Today, rent payments tell us a great deal about the competition for land, living space and property.
As Europe moved from a 'preindustrial' and predominantly rural stage towards an urban-industrial society, improvements in agricultural productivity and more intensive patterns of land use produced upward pressures on rent. However the slow emergence of market relations and the persistence of ancient tenures underlay wide regional and local variations. In fact surprisingly little is known about rent movements over long periods of time, and even less about the growing divergence between rural and urban rents in the centuries before 1914.
City and Region assembles new data for just one part of England, the metropolitan region, for Kent, Essex, and the City of London. We intend to add further material, and hope that other researchers will join with us in providing a more complete picture of this and other regions in Britain.
Our aim is to link historic rental data with the texts and images which form its underlying documentation: details of leases and teneurial arrangements, and maps, building plans, surveys and architectural drawings. So far, we have assembled serial data for the Rochester Bridge and Cobham College estates from 1577-1914. We intend to add other estates in the region, including those of London Bridge and Eton College, and to push our starting-date back to 1400.
City and Region hosts serial data from 1577 for tenements, warehouses, and shops on a site to the north of Leadenhall Street. Property plans dating from the seventeenth century are also available to researchers interested in this important urban location Click here for more details
Detail from panoramic view by Thomas Badeslade, engraved for John Harris, History of Kent, 1719. Chatham dockyard is visible in the distance, linked with Rochester by a continuous line of houses and other buildings.

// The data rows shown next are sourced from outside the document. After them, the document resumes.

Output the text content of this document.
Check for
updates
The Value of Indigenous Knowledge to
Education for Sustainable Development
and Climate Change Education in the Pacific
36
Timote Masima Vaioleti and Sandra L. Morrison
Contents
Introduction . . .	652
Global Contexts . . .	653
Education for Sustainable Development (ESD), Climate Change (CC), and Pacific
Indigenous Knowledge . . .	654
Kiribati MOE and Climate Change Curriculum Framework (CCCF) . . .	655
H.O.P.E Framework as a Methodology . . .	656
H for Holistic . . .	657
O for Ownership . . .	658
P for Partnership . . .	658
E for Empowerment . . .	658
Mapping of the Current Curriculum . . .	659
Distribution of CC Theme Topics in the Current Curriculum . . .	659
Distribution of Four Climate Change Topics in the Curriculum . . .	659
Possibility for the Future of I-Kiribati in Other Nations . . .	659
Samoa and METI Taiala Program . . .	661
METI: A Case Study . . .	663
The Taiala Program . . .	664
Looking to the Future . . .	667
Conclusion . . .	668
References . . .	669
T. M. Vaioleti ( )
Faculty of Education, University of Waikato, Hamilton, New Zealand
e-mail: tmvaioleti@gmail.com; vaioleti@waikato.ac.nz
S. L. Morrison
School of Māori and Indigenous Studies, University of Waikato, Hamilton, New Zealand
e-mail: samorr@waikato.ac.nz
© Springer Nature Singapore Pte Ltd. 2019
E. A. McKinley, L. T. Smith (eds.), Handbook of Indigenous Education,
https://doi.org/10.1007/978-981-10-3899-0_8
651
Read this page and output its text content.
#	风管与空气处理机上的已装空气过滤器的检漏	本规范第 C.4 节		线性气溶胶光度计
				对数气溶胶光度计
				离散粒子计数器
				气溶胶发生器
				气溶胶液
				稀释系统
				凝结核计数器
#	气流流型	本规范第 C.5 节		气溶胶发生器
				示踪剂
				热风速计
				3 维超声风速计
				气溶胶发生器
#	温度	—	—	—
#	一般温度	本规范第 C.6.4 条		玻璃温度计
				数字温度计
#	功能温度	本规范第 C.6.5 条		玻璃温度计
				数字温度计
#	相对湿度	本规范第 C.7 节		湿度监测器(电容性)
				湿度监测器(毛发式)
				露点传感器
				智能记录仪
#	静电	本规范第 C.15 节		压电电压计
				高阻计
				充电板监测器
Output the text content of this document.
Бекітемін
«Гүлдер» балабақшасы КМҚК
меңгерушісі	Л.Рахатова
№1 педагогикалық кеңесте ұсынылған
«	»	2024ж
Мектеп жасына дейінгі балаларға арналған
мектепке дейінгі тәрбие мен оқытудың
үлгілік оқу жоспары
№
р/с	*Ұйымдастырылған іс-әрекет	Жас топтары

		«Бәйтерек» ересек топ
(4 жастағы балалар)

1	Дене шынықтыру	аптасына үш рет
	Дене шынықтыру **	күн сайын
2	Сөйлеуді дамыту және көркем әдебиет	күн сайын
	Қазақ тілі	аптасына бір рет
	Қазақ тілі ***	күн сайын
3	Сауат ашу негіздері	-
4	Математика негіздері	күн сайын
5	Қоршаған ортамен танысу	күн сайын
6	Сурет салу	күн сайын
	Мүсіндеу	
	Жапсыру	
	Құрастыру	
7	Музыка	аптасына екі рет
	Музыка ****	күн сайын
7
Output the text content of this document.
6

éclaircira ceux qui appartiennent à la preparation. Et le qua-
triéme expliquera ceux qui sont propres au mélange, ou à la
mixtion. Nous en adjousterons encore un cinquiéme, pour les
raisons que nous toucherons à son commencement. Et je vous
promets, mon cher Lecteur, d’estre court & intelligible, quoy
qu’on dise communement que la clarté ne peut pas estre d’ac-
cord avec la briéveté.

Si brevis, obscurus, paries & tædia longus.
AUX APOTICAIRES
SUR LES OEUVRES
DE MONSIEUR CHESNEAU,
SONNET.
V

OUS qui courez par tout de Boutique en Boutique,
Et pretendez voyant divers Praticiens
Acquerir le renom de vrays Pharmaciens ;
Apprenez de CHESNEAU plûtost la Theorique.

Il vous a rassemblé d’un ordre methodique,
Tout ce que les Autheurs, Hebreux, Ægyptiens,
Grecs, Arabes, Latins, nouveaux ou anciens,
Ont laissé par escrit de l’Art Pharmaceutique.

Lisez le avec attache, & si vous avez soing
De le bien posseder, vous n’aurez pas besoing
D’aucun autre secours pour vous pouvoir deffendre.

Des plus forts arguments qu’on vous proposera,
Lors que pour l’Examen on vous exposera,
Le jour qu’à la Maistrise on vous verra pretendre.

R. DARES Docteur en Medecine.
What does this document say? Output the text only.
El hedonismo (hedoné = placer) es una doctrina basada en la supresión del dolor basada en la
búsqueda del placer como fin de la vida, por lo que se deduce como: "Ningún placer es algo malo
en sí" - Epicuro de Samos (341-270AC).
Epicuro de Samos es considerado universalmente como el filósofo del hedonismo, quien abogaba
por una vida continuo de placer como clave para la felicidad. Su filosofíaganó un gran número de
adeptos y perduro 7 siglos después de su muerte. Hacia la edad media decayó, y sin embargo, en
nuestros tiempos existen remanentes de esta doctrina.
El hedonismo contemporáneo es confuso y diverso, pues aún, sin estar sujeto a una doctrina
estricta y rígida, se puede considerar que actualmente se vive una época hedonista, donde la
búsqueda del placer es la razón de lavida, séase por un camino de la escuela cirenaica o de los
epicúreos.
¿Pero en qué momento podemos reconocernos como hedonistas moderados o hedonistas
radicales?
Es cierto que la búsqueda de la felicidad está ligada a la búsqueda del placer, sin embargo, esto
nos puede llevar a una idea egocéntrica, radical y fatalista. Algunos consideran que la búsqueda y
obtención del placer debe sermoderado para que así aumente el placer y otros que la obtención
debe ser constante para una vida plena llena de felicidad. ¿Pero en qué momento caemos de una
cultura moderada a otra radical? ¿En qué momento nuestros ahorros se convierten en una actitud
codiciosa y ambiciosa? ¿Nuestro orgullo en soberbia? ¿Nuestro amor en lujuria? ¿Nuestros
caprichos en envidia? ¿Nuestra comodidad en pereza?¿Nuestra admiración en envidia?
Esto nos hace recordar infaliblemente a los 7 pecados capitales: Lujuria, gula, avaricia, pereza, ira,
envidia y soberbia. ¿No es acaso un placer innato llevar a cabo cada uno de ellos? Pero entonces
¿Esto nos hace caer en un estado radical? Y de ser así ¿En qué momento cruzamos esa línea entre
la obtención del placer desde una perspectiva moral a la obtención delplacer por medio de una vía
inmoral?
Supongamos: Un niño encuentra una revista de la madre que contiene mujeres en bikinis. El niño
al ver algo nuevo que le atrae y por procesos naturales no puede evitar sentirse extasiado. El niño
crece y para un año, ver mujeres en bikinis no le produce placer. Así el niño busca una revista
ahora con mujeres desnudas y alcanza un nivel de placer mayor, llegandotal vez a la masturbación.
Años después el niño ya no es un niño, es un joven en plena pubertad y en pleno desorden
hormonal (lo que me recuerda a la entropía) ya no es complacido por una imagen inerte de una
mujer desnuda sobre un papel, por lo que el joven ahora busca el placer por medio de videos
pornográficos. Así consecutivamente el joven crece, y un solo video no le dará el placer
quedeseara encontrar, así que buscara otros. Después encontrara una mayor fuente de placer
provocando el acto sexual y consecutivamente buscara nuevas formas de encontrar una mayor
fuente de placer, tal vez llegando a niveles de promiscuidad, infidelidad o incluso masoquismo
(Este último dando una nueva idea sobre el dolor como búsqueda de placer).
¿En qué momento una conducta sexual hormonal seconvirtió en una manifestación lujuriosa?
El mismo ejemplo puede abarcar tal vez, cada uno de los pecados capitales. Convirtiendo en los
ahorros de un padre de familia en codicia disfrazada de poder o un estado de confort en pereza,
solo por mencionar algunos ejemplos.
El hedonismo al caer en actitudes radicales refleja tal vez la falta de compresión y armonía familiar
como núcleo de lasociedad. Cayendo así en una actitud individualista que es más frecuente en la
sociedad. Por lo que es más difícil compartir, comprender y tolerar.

From Hasted's History of Kent, IV, 1798. The area reproduced here shows the city's “rural-urban fringe”, including Upper & Lower Delce, Nashenden and the Bridge Woods, which became residential suburbs in the late nineteenth and twentieth centuries.
The Court Hall or Guildhall, Rochester, built in 1687. The site and building were one of many owned by the Rochester Bridge Trust in Rochester itself, and were leased to the Mayor and citizens from 1685.